It’s one of the funniest comments that I hear with any presidential election. The comedy in that statement is the lack of friends who actually followed through with their threat. I’ll be honest; it’s a temptation for me to think this way as well. When one or both candidates lack most or any of the Christian values we hold true, it’s really easy to start making our own plans to leave. Have you ever felt this way? It’s the feeling that sounds like “what if”. What do I mean by that?

The “what if” feeling is that whisper you hear at first. “What if so-and-so becomes president, and our taxes get raised?” “What if so-and-so decides to legalize this-and-this? Well, the outcome could be this! And the Church will surely die if that happens. How could Christianity survive in America if so-and-so gets elected and that happens because of him/her?”  I’m certainly guilty of playing this game.

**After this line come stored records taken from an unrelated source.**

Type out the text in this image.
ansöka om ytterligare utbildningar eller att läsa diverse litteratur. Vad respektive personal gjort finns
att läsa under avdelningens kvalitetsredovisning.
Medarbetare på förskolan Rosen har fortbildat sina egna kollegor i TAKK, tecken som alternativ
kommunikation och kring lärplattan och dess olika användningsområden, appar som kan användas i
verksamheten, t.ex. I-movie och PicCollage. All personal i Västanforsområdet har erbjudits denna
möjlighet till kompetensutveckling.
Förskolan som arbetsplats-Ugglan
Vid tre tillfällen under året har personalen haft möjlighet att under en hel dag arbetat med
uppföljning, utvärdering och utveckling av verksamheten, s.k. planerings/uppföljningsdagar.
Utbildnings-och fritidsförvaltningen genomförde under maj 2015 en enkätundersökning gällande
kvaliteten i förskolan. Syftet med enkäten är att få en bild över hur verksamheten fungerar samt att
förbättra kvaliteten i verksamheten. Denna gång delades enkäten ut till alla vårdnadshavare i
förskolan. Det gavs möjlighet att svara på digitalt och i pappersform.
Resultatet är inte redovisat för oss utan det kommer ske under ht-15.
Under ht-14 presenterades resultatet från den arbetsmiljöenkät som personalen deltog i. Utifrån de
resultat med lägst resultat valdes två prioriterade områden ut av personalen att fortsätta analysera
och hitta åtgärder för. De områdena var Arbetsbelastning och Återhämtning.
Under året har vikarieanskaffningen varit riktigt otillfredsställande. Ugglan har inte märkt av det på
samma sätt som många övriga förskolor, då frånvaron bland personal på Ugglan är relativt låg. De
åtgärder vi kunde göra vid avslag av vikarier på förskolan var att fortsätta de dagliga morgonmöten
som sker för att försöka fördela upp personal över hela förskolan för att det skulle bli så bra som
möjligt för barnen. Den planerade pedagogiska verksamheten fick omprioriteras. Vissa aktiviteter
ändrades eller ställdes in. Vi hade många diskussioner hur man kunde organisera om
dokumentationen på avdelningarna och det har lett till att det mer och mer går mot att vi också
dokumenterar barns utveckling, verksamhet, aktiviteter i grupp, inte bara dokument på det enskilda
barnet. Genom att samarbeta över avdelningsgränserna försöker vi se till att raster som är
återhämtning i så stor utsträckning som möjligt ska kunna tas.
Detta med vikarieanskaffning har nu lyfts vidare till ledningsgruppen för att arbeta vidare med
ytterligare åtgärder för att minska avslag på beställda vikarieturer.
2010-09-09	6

The Pharisees tried to play this game with Jesus, actually. In Matthew 22:15-22, the Pharisees tried to catch Jesus in a political and religious tangle. By asking if they should pay taxes, they were hoping He would either say “No, don’t pay taxes!” to get Him into some treasonous trouble, or that He would outright say, “Pay your taxes!” to accuse Him of supporting the oppressive Roman government. Instead, Jesus asks whose  image their currency bore. It bore the Roman emperor, Caesar’s image. Jesus then says, “‘Give back to Caesar what is Caesar’s, and to God what is God’s.”

What lesson does this bear for us? First, we need to ask ourselves “What belongs to the USA?” Jesus used the graven image of Caesar to show what the Romans owned. That means the USA has the right to our taxes, properties, etc. “What belongs to God?” If an image of Caesar reflects what belongs to Rome, what does our image reflect? Genesis 1:26-27 says that we were created in the image of God. We were created to love selflessly and serve humbly like our Heavenly Father. Matthew 5:48 even says to “Be perfect, therefore, as your  heavenly Father is perfect.” But in a time where it seems so hard to do any of this, who can we look to as a leader? We look to Christ, and here’s how He leads us:

As a Shepherd

Political candidates seek to win us over with promises of lower taxes, equality, etc. and they often do so through manipulation, power games and mudslinging their opponents. While they do that, our Savior leads us gently like sheep and promises us the gift of eternal life. “My sheep listen to my voice; I know them, and they follow me. I give them eternal life, and they shall never perish; no one will snatch them out of my hand” (John 10:27-28).

On a Donkey

Note: this does not make Jesus a democrat (bad joke). When Jesus rode into Jerusalem on Palm Sunday, many of His followers expected Him to ride in on a horse. They thought Jesus was going to overthrow the Roman government and free them all from Roman oppression. These followers overlooked Jesus’ continuous acts of mercy and justice through peace, though. Instead of riding in triumphantly on a horse with sword at the ready, Jesus rode into Jerusalem humbly on a donkey. Our leader did not come to this earth to simply free the people from Roman rule, but He came to set His people free from the bondage of sin forever by dying on a cross.

Eternally

This point is the most important for you to remember during this time of political change. We all have fears of what could happen to us. We feel more and more oppressed daily, and politics seem to pull that fear out. But we find hope in Revelation 11:15: “Then the seventh angel blew his trumpet, and there were loud voices in heaven, saying, ‘The power to rule over the world belongs now to our Lord and his Messiah, and he will rule forever and ever!’” No matter who rules over us here in this land, we know and believe that we have Christ reigning eternally. His reign is one of love, peace, and one without fear. In Him, we are free from sin and have the promise of eternal life. This voting season, whoever is elected and whatever change may come, hold fast to your faith. Jesus will never let you go.